Both are a part of a popular British Nationalist group called “Britain First,” which has over one million Facebook likes and thousands of twitter followers.
The Superintendent, Kevin Purcell, said: “This was a concerning incident and we will be carrying out a thorough investigation. It is being investigated as a hate crime.”. He then encouraged other citizens to report any videos like this to the police so they too, can be investigated for hate crimes.
Facebook and Twitter declined to comment, and the videos remain up on various social media platforms, though The Daily Mail declined to share them.
This arrest comes on the heels of British PM Theresa May stating she’ll change human rights laws to fight terrorism, and the Cheshire Police Department is actively asking its citizens to turn in their neighbors for any suspicious activity they see.

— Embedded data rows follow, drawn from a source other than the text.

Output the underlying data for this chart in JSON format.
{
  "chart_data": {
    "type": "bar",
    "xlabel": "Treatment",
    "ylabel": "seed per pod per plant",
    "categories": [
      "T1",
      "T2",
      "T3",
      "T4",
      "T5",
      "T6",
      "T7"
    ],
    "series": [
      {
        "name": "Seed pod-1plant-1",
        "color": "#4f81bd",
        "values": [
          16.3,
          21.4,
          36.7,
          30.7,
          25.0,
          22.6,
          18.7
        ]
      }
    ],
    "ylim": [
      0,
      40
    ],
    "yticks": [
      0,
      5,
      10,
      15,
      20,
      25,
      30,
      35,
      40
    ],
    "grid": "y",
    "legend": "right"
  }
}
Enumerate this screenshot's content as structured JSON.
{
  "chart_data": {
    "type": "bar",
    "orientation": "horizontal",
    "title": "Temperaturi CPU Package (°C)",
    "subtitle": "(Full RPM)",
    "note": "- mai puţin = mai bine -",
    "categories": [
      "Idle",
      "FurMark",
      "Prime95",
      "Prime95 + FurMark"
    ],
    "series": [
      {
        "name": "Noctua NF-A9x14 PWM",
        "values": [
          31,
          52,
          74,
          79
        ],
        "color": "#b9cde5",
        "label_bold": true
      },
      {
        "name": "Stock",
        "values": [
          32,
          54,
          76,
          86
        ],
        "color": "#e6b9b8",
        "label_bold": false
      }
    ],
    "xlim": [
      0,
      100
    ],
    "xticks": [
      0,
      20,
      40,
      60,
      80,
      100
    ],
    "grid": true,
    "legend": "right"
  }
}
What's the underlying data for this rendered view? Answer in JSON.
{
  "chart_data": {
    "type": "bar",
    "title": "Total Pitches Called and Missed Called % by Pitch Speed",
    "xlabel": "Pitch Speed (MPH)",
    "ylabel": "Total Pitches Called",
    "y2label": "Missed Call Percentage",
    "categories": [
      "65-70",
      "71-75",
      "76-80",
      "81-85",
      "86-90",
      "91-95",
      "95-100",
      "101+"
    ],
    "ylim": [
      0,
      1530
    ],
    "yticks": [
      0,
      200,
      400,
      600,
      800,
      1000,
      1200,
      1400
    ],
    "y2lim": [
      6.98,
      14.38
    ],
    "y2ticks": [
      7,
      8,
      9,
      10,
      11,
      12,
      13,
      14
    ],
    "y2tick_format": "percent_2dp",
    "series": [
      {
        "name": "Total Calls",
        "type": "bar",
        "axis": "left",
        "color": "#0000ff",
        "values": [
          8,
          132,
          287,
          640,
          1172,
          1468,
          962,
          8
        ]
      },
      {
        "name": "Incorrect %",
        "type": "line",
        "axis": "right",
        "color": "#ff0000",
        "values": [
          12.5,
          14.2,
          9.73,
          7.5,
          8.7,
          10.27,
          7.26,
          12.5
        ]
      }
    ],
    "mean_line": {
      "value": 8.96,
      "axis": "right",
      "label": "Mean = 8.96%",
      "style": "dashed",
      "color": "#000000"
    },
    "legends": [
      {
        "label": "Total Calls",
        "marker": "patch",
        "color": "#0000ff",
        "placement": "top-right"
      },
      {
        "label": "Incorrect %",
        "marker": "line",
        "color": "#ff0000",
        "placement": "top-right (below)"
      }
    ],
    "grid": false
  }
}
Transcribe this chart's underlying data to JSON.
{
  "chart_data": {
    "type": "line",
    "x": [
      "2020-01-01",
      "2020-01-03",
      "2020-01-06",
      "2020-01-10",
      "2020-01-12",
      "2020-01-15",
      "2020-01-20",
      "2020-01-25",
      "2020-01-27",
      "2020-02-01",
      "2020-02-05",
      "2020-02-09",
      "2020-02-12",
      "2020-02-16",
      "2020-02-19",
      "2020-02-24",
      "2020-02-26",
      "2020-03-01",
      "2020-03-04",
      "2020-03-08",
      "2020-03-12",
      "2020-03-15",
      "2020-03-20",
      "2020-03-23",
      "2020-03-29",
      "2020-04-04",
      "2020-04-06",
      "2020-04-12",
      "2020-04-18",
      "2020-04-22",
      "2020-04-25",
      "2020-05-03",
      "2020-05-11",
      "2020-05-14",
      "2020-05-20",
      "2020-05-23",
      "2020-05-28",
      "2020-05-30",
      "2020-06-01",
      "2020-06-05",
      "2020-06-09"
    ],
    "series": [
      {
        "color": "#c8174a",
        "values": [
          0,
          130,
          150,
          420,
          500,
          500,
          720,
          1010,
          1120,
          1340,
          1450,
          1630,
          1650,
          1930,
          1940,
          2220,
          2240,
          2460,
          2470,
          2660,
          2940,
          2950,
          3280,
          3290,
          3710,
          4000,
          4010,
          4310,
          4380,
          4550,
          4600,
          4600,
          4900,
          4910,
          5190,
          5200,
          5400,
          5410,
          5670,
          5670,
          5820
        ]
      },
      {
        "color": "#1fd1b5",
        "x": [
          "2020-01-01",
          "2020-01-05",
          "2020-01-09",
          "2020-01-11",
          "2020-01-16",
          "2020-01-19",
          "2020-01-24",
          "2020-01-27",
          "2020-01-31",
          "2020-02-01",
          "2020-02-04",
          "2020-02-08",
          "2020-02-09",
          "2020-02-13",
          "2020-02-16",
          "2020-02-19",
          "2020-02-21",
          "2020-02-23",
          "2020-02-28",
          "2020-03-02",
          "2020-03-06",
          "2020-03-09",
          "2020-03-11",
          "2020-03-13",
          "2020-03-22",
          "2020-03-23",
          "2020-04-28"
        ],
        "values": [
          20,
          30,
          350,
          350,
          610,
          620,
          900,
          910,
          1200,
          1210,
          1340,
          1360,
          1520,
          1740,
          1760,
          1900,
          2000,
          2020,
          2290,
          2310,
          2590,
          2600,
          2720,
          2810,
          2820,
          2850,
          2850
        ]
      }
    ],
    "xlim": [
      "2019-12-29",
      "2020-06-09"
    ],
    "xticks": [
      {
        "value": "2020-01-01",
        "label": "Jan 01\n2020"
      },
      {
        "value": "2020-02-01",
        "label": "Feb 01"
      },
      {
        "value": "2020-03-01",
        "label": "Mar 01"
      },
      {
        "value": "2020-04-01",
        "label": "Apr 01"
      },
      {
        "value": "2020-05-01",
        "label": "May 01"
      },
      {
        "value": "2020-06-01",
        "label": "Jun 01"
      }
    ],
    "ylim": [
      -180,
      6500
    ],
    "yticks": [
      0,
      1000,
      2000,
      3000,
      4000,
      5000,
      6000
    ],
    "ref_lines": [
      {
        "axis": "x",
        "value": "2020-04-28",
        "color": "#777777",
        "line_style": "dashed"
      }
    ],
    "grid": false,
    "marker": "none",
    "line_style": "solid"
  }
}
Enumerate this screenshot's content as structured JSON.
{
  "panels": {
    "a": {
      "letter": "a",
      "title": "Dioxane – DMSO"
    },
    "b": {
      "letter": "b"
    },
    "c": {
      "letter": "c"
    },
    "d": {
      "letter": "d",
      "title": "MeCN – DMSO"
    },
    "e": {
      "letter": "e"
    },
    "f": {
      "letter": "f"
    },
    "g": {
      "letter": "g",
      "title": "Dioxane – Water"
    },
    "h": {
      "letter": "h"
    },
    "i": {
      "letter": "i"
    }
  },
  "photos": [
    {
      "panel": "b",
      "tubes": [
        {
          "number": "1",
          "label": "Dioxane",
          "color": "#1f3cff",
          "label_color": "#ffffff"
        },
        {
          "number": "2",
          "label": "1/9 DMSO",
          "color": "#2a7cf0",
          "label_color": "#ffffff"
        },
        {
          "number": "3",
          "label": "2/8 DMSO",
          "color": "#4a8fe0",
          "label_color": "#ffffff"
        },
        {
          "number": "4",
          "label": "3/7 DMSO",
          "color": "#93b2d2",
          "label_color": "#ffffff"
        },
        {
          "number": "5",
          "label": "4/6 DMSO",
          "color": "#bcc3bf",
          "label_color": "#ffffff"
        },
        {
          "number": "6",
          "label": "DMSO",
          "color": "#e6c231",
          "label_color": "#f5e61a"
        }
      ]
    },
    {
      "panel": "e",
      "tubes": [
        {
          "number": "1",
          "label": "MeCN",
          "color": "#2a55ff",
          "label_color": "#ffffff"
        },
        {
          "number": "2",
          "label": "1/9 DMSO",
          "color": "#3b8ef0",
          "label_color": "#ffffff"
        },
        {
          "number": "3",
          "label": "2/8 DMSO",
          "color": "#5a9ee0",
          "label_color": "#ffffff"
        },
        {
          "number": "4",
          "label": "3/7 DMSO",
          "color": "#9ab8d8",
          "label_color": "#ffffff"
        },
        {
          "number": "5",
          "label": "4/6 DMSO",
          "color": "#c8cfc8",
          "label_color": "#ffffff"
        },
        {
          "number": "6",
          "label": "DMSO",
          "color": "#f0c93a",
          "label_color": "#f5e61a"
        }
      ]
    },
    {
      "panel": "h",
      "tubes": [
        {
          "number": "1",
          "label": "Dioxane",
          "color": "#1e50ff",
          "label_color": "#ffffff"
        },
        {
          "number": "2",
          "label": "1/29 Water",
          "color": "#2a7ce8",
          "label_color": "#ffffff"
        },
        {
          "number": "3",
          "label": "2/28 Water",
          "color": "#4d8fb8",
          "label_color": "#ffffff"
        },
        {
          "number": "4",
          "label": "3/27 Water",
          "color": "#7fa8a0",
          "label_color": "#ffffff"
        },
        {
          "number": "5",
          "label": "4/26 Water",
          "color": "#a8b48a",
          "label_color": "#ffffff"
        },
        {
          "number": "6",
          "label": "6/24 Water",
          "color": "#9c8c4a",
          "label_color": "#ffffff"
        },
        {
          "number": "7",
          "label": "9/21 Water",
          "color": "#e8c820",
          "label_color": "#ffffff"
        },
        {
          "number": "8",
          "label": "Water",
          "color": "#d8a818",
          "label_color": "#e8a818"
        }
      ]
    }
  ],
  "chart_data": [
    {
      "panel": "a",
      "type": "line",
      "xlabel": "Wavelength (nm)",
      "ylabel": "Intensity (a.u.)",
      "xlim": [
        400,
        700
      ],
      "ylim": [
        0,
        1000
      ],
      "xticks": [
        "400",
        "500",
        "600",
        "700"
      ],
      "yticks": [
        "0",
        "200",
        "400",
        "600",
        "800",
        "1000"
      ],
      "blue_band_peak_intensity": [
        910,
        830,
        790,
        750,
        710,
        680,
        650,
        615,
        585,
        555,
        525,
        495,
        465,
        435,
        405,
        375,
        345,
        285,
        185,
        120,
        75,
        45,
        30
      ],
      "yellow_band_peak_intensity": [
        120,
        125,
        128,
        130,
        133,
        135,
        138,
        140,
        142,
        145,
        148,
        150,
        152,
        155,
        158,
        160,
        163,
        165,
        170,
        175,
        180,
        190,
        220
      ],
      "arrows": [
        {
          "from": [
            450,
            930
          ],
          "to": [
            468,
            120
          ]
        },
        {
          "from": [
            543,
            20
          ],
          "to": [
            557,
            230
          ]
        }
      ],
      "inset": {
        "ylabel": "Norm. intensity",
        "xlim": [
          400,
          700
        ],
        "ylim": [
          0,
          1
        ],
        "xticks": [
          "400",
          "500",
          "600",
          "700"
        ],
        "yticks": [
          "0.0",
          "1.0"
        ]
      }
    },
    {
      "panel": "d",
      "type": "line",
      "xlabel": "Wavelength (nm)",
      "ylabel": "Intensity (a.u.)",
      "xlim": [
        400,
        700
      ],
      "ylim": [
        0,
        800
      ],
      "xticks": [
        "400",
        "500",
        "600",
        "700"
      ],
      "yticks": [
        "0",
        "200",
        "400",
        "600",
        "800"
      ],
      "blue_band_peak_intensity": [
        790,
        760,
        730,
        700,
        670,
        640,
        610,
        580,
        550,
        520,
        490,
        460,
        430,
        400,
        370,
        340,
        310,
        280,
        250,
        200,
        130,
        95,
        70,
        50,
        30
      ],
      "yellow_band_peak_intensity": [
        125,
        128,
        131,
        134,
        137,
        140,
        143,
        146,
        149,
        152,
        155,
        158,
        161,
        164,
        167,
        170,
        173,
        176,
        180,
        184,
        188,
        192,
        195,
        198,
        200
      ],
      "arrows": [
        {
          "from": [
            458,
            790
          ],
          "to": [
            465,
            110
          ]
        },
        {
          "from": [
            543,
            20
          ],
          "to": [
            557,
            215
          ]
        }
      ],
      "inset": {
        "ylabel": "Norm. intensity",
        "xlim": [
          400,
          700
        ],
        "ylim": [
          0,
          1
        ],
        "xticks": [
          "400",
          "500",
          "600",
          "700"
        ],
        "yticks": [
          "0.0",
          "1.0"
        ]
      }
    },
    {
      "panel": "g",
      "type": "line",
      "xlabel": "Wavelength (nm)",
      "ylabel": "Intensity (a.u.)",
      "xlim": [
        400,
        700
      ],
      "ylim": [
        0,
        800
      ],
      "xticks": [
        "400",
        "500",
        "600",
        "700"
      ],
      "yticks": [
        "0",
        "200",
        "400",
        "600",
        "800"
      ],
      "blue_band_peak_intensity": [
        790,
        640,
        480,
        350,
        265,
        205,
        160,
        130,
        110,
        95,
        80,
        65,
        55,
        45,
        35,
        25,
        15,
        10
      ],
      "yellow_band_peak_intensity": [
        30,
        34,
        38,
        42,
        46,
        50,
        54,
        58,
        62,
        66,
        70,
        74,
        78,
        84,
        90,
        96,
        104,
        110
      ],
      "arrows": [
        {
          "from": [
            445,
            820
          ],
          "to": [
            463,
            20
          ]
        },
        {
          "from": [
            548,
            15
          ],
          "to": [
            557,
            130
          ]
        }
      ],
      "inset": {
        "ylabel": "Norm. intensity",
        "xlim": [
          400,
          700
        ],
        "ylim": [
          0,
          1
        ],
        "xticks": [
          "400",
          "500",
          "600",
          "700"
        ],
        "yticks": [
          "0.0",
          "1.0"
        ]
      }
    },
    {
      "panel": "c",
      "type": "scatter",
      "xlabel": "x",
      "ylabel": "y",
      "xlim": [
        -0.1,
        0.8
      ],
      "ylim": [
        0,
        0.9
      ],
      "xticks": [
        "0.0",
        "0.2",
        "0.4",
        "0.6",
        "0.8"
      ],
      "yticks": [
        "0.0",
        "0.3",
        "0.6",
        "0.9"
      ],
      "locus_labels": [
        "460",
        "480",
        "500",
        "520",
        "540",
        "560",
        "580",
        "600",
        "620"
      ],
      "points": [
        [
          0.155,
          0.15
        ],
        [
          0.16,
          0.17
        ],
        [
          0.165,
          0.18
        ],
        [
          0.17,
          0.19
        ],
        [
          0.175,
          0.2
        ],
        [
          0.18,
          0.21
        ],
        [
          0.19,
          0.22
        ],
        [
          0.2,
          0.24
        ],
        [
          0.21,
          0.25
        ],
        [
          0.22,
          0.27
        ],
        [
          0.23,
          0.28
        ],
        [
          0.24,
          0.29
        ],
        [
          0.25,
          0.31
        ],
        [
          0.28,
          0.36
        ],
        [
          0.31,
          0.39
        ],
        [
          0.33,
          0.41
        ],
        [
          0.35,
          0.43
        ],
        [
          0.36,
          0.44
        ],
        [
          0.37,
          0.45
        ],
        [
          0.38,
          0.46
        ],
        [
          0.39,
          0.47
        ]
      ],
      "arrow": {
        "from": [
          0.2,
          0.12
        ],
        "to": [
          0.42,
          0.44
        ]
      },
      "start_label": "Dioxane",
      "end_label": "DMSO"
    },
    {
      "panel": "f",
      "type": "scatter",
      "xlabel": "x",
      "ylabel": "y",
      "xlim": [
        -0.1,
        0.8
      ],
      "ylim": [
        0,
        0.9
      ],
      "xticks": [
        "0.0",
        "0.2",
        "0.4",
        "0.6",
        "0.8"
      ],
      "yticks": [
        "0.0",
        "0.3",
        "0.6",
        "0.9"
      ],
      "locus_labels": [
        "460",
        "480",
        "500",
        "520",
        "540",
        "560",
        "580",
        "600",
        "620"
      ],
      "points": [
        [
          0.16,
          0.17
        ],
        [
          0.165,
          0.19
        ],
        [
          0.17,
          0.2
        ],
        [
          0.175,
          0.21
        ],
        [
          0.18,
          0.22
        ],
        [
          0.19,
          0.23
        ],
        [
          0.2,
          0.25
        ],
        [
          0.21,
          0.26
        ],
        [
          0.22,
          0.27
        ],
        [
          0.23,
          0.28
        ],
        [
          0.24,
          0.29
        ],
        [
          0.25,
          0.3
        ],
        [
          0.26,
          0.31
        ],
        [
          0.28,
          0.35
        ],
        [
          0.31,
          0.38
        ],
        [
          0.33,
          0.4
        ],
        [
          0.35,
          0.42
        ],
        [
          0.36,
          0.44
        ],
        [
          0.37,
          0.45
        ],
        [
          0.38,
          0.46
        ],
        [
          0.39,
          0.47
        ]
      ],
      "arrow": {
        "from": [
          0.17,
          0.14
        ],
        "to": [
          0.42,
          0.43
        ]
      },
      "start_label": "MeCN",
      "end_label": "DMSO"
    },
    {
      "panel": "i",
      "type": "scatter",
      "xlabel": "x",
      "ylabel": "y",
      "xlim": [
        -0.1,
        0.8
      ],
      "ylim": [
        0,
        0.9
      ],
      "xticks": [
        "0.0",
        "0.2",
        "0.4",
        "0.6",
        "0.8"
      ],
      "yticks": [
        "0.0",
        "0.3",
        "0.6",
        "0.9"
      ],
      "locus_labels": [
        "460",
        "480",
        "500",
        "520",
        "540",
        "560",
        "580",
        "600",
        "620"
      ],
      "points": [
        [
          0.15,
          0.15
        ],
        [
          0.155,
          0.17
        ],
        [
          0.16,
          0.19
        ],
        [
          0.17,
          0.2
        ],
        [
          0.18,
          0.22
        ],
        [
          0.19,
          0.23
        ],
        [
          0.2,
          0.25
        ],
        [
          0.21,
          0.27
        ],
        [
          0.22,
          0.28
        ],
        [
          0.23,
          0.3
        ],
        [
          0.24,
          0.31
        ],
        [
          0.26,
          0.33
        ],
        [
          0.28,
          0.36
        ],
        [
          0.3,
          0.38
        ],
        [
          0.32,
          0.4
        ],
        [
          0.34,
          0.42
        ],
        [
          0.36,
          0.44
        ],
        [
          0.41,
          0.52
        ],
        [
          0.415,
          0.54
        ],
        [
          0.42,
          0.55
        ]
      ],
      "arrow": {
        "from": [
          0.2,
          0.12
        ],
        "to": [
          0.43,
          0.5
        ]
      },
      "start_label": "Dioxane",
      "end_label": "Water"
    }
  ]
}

So I suppose the logic is if England is going after suspicious terrorist activity in a pro-active, possibly privacy-violating way, it’s only fair they do the same against people inciting rage against Islam.
But I think that logic is flawed. We’re already in a strange situation regarding internet crime litigation. In Switzerland a man was charged for simply ‘liking’ an offensive Facebook post. Here in the states, a GIF was classified as a deadly weapon in a real-life court case.
I am of the mind what these two people did is disgusting, helps no one, and yes, could incite violence. But a hate crime? If charged and convicted, they face up to 7 years in prison, where I’m sure they’d come out much happier and well rounded people and less hateful people. That was sarcasm.
I don’t think you should be arrested for non-violent acts of protest, no matter how provocative or disgusting. When Kathy Griffin held up that severed Donald Trump head, I think even the most outraged understood she didn’t commit a crime. The court of public opinion sorted it out, and we’ve forgotten all about it already.
Still, I find myself concerned. This hits close to home as a person who likes to think his opinion is worthwhile. First it’s arrests over Koran burning. Then it could arrests over liking the video on the Koran burning. Then arrests for speaking critically of any religion or race. Then arrests for liking those posts. Then, people critical of the government. Then, well, no one is willing to say much of anything at all. And we’re free to keep all of our opinions and concerns to ourselves as the world becomes a much safer, but far less interesting, and free, place.